The info tells teams to go to the neon grave yard and search for the next clue. Somehow, Brenchel wound up with the most lethargic cab driver in Las Vegas to get around Vegas. Their race is over here but they do complete it. At one point, they even tried to steal one of the other cabs, the Blondes cab I think. Anyway, the clue they find tells them to get a light bulb from the silver and red question mark sign and with it, they are supposed to go to the entrance at the Mirage. Rachel use to work there so this should be easy breezy for her.

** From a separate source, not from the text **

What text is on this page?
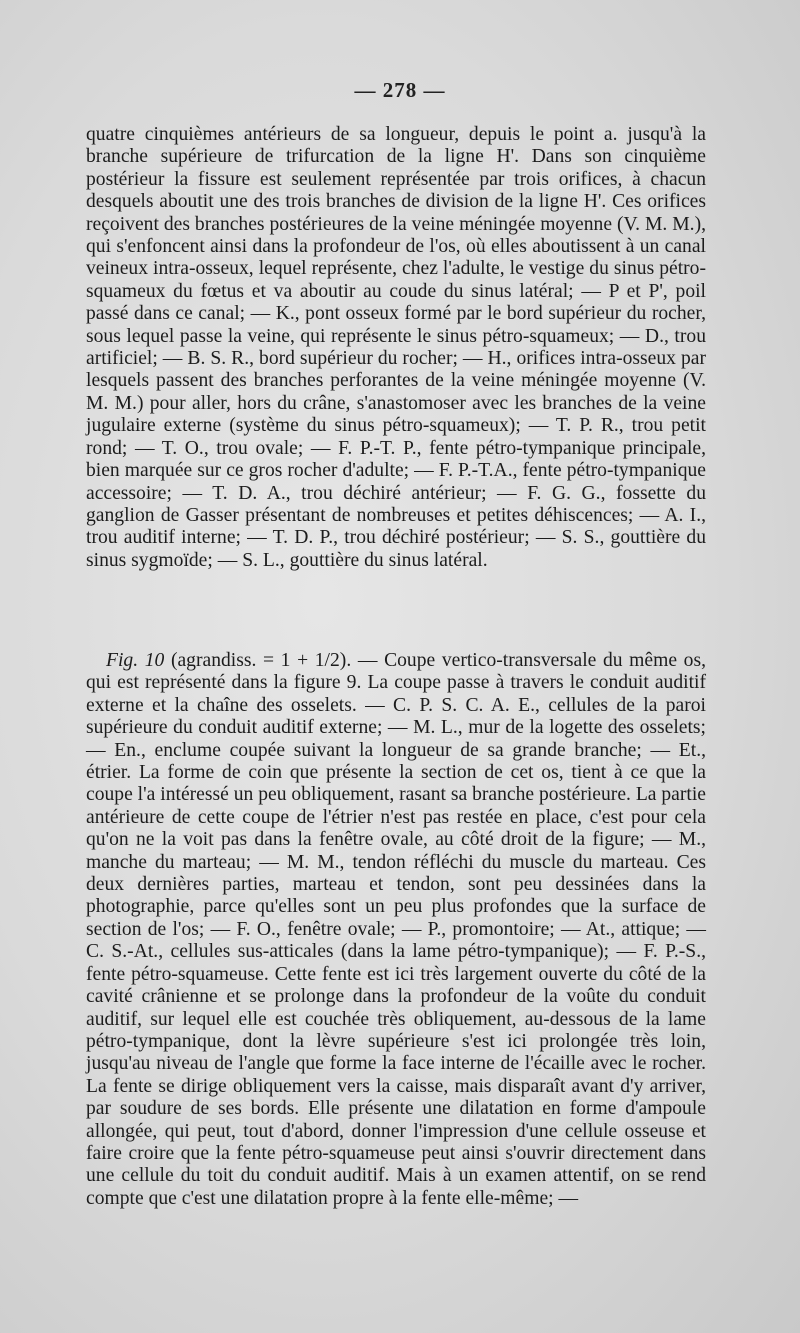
— 278 —

quatre cinquièmes antérieurs de sa longueur, depuis le point a. jusqu'à la branche supérieure de trifurcation de la ligne H'. Dans son cinquième postérieur la fissure est seulement représentée par trois orifices, à chacun desquels aboutit une des trois branches de division de la ligne H'. Ces orifices reçoivent des branches postérieures de la veine méningée moyenne (V. M. M.), qui s'enfoncent ainsi dans la profondeur de l'os, où elles aboutissent à un canal veineux intra-osseux, lequel représente, chez l'adulte, le vestige du sinus pétro-squameux du fœtus et va aboutir au coude du sinus latéral; — P et P', poil passé dans ce canal; — K., pont osseux formé par le bord supérieur du rocher, sous lequel passe la veine, qui représente le sinus pétro-squameux; — D., trou artificiel; — B. S. R., bord supérieur du rocher; — H., orifices intra-osseux par lesquels passent des branches perforantes de la veine méningée moyenne (V. M. M.) pour aller, hors du crâne, s'anastomoser avec les branches de la veine jugulaire externe (système du sinus pétro-squameux); — T. P. R., trou petit rond; — T. O., trou ovale; — F. P.-T. P., fente pétro-tympanique principale, bien marquée sur ce gros rocher d'adulte; — F. P.-T.A., fente pétro-tympanique accessoire; — T. D. A., trou déchiré antérieur; — F. G. G., fossette du ganglion de Gasser présentant de nombreuses et petites déhiscences; — A. I., trou auditif interne; — T. D. P., trou déchiré postérieur; — S. S., gouttière du sinus sygmoïde; — S. L., gouttière du sinus latéral.

Fig. 10 (agrandiss. = 1 + 1/2). — Coupe vertico-transversale du même os, qui est représenté dans la figure 9. La coupe passe à travers le conduit auditif externe et la chaîne des osselets. — C. P. S. C. A. E., cellules de la paroi supérieure du conduit auditif externe; — M. L., mur de la logette des osselets; — En., enclume coupée suivant la longueur de sa grande branche; — Et., étrier. La forme de coin que présente la section de cet os, tient à ce que la coupe l'a intéressé un peu obliquement, rasant sa branche postérieure. La partie antérieure de cette coupe de l'étrier n'est pas restée en place, c'est pour cela qu'on ne la voit pas dans la fenêtre ovale, au côté droit de la figure; — M., manche du marteau; — M. M., tendon réfléchi du muscle du marteau. Ces deux dernières parties, marteau et tendon, sont peu dessinées dans la photographie, parce qu'elles sont un peu plus profondes que la surface de section de l'os; — F. O., fenêtre ovale; — P., promontoire; — At., attique; — C. S.-At., cellules sus-atticales (dans la lame pétro-tympanique); — F. P.-S., fente pétro-squameuse. Cette fente est ici très largement ouverte du côté de la cavité crânienne et se prolonge dans la profondeur de la voûte du conduit auditif, sur lequel elle est couchée très obliquement, au-dessous de la lame pétro-tympanique, dont la lèvre supérieure s'est ici prolongée très loin, jusqu'au niveau de l'angle que forme la face interne de l'écaille avec le rocher. La fente se dirige obliquement vers la caisse, mais disparaît avant d'y arriver, par soudure de ses bords. Elle présente une dilatation en forme d'ampoule allongée, qui peut, tout d'abord, donner l'impression d'une cellule osseuse et faire croire que la fente pétro-squameuse peut ainsi s'ouvrir directement dans une cellule du toit du conduit auditif. Mais à un examen attentif, on se rend compte que c'est une dilatation propre à la fente elle-même; —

Problem is that pesky cab driver who seemed to insist on driving 10mph below the speed limit, wasn’t completely sure where she was going it seemed, and got caught at every red light.. Needless to say, they are the last to arrive at the M*rage and at this point, Brendon has decided to lead. That means he’s once again decided not to follow directions. Meanwhile, Depends and the Blondes have found that clue box, and are working the task. On all 3 wings, the bulbs on the *I* have been removed from the sign on top. The task is to ride a window washer scaffold up there, and put the bulbs back in, and count the number of bulbs. By the time Brendon decides to listen to his wife through his preaching at her about how to run the race, the other two teams have nearly completed this task. Dammit.. BTW, there are 241 bulbs in the letter I at the Mirage.
The next clue tells them to go to Maverick Helicopters in Henderson. Once there they encounter another roadblock. One from each team is going to skydive, 10000 feet, at a location they must spot, while in the air, and their partner will meet them there. Anyone watching the show, noting the time, will know this is the final task (because it’s only an hour long broadcast). I think the clue said something about a finish line as well. That location is the Las Vegas Speedway. Shall I end the suspense? Depends Dave and Conner Pampers won, with the Blondes coming in second. Rachel is going to have to wait for Brendon to graduate with his PhD and I assume, get a job, before the world is infected with little Brenchels. Maybe, just maybe, if this asshat stopped doing these shows, he could finish with school and graduate. Just sayin… On the upside for Dave, his share of that prize money will buy a lot of Depends so he at least doesn’t have to worry about that for awhile.
Of course in the edit, by the time Brendon finally made his jump, it appeared as though Rachel was sitting there all alone because everyone had already left. That would have added, albeit cruel, levity to this episode because otherwise, I thought it sucked. This had to be the weakest finale show I’ve ever seen. It is of course fine if your viewpoint differs from mine here. We’re all friends here… Past seasons at least tested teams on where they had been during the race in order to claim the prize. Counting light bulbs. Really? I know I’ve said this was fixed before but come on… 2 non elimination rounds and something a trained chimp could do for the brain teaser task to help those vacuous women along. I don’t know what I really expected here but I thought this show was lame, at best, for a finale.. I really grew to hate Dave and Conner and I Never liked the blondes and their act.. Sound familiar? So was this cast. Let them NEVER darken our TV screens again.. Got that CBS?